Nach dem Onlinegang haben wir begonnen, die 492 Gedichte von den unterschiedlichsten Persönlichkeiten einlesen zu lassen. So wächst die Mediathek sukzessive an – diese Arbeit wird uns noch die nächsten Monate und Jahre beschäftigen. Zu den vielen Leserinnen und Lesern, die bereits Audio-Dateien geliefert oder eine Mitwirkung zugesagt haben, zählen Barbara Auer, Armin Rohde, Jan Böhmermann, Max Raabe, Bjarne Mädel, Volker Schlöndorff, Béla Réthy, Georg Stefan Troller, Louis und Carry Polak, Irene Butter und Ralph Jacob.

Außerdem haben wir Kontakte zu politischen Bildungsträgern und Schulen geknüpft, es fanden bereits Curt-Bloch-Abende in Schulen und Bildungsvereinen statt.

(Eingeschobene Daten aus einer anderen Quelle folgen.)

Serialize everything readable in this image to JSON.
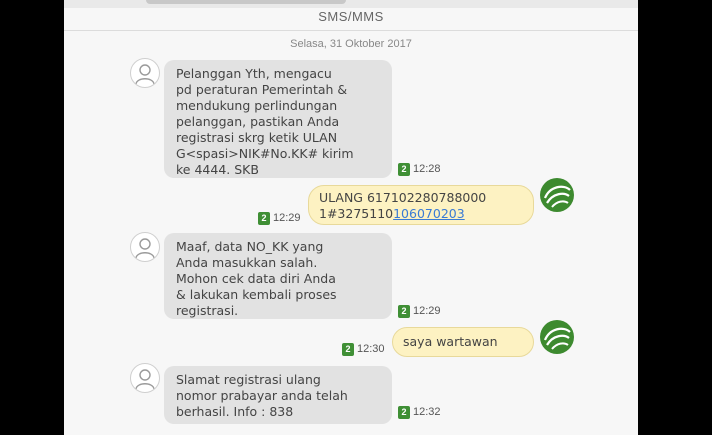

Diesen Weg wollen wir weiterverfolgen – die Reimform der Texte von Curt Bloch bietet für junge Menschen eine niedrigschwellige Möglichkeit, sich mit der NS-Zeit zu beschäftigen und emotional in die Welt des Onderwater-Cabarets einzutauchen. Die bisherigen Reaktionen ermutigen uns, das Engagement fortzusetzen.

Vielen Dank für das Interview!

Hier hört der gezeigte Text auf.